Hari itu, kami berdua berlarian di pagi hari. Kevan seperti mengejar seorang anak yang perlu ditemani bermain. Aku yang dikejar begitu bahagia kegirangan. Terkadang, hidup di antara orang-orang yang memiliki hidup yang sempurna membuatku merasa sempurna.

"Na. Ayo! Kita berdua foto dulu!" rengek Lani padaku.

"Oke, oke," jawabku sambil menghampirinya.

"Fotoin kita berdua yang bagus ya," pinta Lani pada Kevan.

Kami berdua berfoto dengan latar sebuah danau. Kami berempat melihat Danau Taman Hidup. Melihat airnya yang jernih dan berjalan di atas jembatan yang mulai rapuh membuat kami lupa akan tugas kuliah yang menunggu kami ketika pulang.

"Mau ke sini lagi?" tanya Kevan kepadaku.

"Aku?" jawabku.

"Hmm," jawabnya sambil mengangguk ke arahku.

"Sepertinya nggak."

"Kenapa?" tanyanya penasaran.

"Aku mau ke puncak Semeru dulu," jawabku percaya diri.

"Guys, Nirna mau mendaki gunung Semeru katanya," teriak Kevan sampai Lani dan Jafar mendengar.

"Wah, yang bener?" tanya Jafar tak percaya.

"Ikutan boleh ya, Na?" pinta Lani manja padaku dan aku hanya mengangguk menandakan boleh.

"Beneran, Jaf?" jawabku yakin.

"Ngapain ke sana? Emang bakal kuat?" ledek Kevan.

"Mau lihat Danau Ranu Kumbolo, mau lihat puncaknya, mau main air kayak di novel yang pernah aku baca."

"Novel?"

"Iya, judulnya 5 CM kalau nggak salah."

"Yah, bolehlah, asal jangan pingsan aja sebelum naik terus minta gendong pas turunnya," ledek Kevan.

"Wah, wah… lihat nanti ya, aku bakalan pamer foto kalau naik Semeru," jawabku dengan penuh keyakinan.

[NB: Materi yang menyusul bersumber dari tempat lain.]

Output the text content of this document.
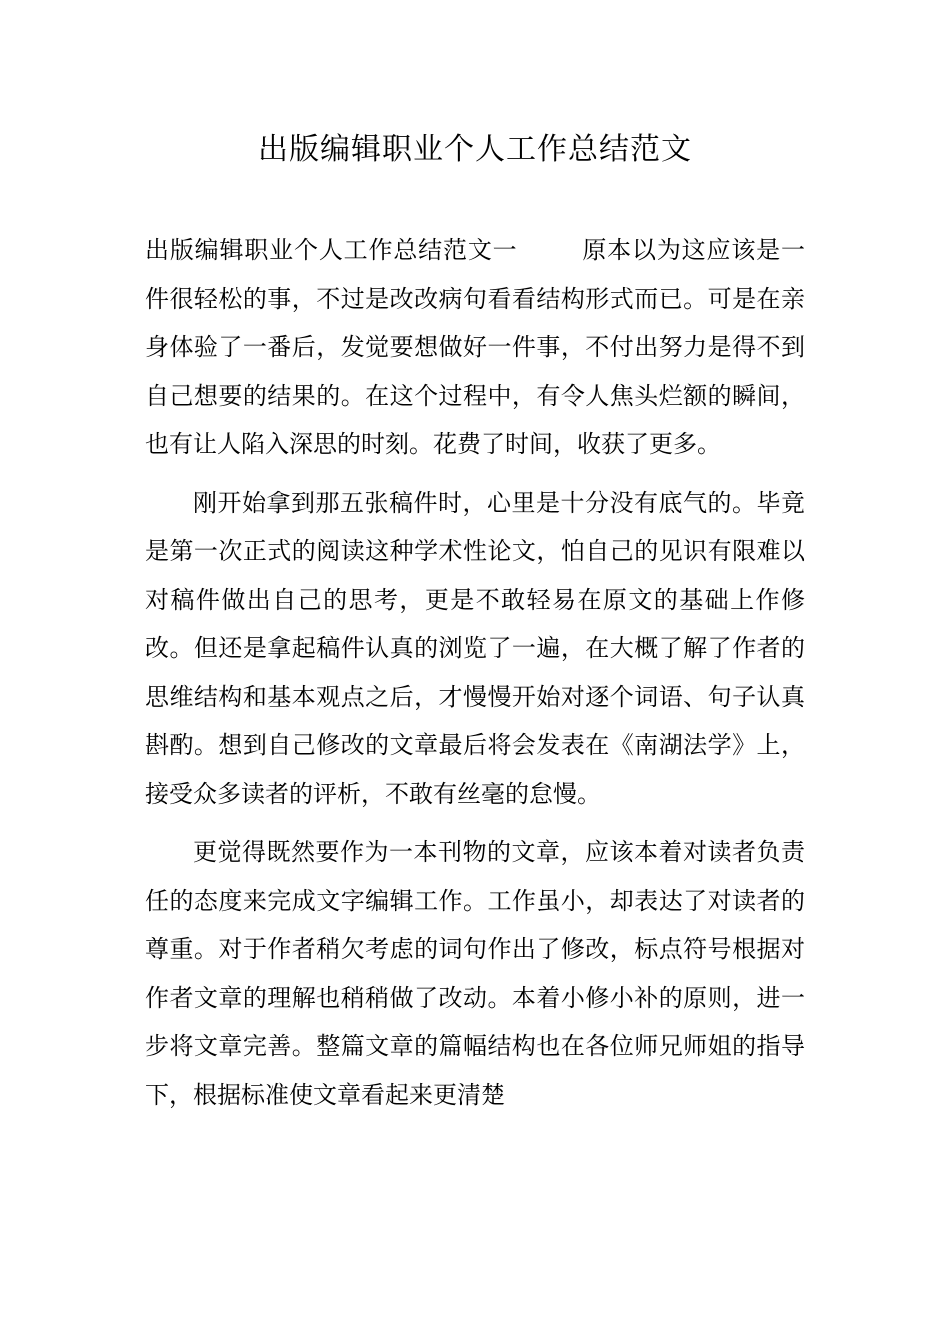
出版编辑职业个人工作总结范文

出版编辑职业个人工作总结范文一	原本以为这应该是一件很轻松的事，不过是改改病句看看结构形式而已。可是在亲身体验了一番后，发觉要想做好一件事，不付出努力是得不到自己想要的结果的。在这个过程中，有令人焦头烂额的瞬间，也有让人陷入深思的时刻。花费了时间，收获了更多。

刚开始拿到那五张稿件时，心里是十分没有底气的。毕竟是第一次正式的阅读这种学术性论文，怕自己的见识有限难以对稿件做出自己的思考，更是不敢轻易在原文的基础上作修改。但还是拿起稿件认真的浏览了一遍，在大概了解了作者的思维结构和基本观点之后，才慢慢开始对逐个词语、句子认真斟酌。想到自己修改的文章最后将会发表在《南湖法学》上，接受众多读者的评析，不敢有丝毫的怠慢。

更觉得既然要作为一本刊物的文章，应该本着对读者负责任的态度来完成文字编辑工作。工作虽小，却表达了对读者的尊重。对于作者稍欠考虑的词句作出了修改，标点符号根据对作者文章的理解也稍稍做了改动。本着小修小补的原则，进一步将文章完善。整篇文章的篇幅结构也在各位师兄师姐的指导下，根据标准使文章看起来更清楚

Kevan mengangkat tas carrier 40 liter milikku sambil terus meledekku. Tapi anehnya, aku pun ikut tersenyum dengan ledekannya. "Nirna! Kamu temanku yang ngeselin tapi ngangenin!" teriak Kevan penuh semangat.

***

Aku terbangun dari lamunan panjang yang membawaku ke masa lalu. Setiap foto dalam album yang mulai menua kembali mengingatkanku pada teman-temanku yang dulu menemani mendaki gunung. Mereka membuatku sadar bahwa aku tidak benar-benar sendiri waktu itu.

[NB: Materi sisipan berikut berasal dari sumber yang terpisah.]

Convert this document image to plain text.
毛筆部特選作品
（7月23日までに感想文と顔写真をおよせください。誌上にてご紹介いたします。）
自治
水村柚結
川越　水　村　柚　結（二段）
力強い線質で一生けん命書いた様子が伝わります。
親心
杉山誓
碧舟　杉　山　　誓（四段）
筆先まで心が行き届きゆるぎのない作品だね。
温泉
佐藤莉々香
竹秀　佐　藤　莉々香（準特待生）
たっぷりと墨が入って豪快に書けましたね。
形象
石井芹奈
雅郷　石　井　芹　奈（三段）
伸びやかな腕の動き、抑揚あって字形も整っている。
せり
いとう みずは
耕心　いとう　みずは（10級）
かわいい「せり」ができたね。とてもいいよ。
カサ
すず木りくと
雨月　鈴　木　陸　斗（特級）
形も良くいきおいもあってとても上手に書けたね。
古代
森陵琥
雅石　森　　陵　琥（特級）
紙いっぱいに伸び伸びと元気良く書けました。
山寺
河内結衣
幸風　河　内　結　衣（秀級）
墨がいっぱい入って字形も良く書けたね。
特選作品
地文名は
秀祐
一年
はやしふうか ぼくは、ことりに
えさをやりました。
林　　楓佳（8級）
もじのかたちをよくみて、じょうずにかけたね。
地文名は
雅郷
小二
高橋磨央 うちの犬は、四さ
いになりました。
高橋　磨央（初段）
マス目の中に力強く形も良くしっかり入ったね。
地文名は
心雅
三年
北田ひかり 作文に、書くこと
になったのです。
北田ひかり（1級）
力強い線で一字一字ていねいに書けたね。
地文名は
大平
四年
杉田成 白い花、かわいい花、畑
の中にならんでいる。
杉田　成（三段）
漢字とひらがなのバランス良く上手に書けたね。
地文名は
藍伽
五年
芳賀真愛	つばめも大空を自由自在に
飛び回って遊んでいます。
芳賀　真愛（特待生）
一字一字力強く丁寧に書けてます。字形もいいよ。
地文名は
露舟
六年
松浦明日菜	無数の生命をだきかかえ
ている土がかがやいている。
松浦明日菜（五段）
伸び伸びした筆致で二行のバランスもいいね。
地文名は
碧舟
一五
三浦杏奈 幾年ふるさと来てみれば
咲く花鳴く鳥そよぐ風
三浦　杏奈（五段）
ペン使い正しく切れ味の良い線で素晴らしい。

“Na, lagi ngapain? Bengong mulu pagi-pagi begini. Anak gadis itu harusnya liar, olahraga, atau ketemu teman-teman. Bukannya duduk manis depan rumah sambil senyum-senyum sendiri,” ceramah Rista.

“Ya...ya...ya... daripada ngurusin aku, lebih baik kamu urusin popok anakmu, Ta,” ledekku.

“Kamu ya,” ujarnya sambil memukul pundakku.